Definitely give him space. Don't keep going on and on "pecking his head" with every little thought or doubt that comes into your head. Let him think, let him work, let him spend time on his own and if he comes to some conclusions of his own, whatever they may be, you need to respect those and stop pushing. People who are pushed tend to either dig in their heels or give up. On giving up, if they then have to try to be what they're really not, they end up feeling and being resentful. That's no basis for any relationship.

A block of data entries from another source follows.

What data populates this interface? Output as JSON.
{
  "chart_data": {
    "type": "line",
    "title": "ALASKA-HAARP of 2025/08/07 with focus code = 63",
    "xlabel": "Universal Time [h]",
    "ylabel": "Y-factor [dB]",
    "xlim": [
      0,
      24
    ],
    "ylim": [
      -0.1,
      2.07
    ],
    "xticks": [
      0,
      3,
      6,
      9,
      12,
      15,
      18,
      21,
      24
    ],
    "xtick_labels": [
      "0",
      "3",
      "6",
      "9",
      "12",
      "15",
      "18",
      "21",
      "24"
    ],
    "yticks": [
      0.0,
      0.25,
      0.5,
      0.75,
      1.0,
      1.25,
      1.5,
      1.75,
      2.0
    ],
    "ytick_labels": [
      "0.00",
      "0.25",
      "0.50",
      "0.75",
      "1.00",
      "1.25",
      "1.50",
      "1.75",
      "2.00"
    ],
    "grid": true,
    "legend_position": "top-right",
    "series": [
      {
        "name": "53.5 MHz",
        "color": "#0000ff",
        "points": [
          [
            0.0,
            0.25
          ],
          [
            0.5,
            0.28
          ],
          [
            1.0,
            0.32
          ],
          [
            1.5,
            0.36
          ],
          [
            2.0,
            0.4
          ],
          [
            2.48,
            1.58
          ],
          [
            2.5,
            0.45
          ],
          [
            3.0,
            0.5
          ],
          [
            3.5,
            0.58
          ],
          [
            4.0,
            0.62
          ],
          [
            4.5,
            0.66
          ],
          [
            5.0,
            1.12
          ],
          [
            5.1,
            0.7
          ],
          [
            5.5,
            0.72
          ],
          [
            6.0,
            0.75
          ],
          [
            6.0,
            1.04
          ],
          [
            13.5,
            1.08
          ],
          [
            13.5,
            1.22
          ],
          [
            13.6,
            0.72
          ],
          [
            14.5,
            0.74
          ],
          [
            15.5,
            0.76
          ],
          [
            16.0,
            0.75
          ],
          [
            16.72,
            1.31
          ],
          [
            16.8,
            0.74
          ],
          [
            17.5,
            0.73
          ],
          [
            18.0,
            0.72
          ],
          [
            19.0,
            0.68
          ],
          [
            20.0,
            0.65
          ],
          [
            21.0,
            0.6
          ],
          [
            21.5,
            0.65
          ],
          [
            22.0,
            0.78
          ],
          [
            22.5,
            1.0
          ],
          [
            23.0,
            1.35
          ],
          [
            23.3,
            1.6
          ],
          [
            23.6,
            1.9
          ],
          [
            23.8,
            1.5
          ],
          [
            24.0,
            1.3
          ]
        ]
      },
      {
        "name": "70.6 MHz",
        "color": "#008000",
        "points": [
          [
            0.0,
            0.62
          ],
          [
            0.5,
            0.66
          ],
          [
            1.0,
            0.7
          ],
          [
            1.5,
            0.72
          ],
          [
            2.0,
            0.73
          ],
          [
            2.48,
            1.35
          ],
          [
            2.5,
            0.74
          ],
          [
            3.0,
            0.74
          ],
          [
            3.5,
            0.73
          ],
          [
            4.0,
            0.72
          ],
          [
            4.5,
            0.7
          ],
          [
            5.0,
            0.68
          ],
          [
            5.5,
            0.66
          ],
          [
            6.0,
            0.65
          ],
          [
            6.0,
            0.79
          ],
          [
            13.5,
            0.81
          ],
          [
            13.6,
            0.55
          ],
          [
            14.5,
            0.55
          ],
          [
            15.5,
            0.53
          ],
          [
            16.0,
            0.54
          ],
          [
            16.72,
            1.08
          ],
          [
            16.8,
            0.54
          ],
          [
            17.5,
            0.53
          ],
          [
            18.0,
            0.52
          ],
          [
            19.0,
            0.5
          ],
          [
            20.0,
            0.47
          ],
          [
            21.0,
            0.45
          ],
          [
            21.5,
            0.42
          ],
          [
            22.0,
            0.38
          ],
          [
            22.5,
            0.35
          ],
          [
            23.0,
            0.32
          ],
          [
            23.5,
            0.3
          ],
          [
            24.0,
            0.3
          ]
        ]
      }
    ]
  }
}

You were sensible to reach out for help today. You were clearly very emotional and upset and it seems that you have now calmed down and would benefit from some sleep and a clearer head tomorrow. Try to remember that nobody's died. That's not a throwaway line, I honestly feel every sympathy for you. But you do need to take all the time that you need to try to heal yourself, get some help and, if necessary at this time, understand that you can function alone and outside of a relationship. Get yourself right and then you have the best chance of being happy. Keep battering something that is really not working and that's only going to make you more unhappy. Wishing you a better day tomorrow and promise yourself, please, that rows, confrontation, loss of control and real distress are not the best way to go through life. Fix yourself if you can and you stand every chance of a happy life. Good luck!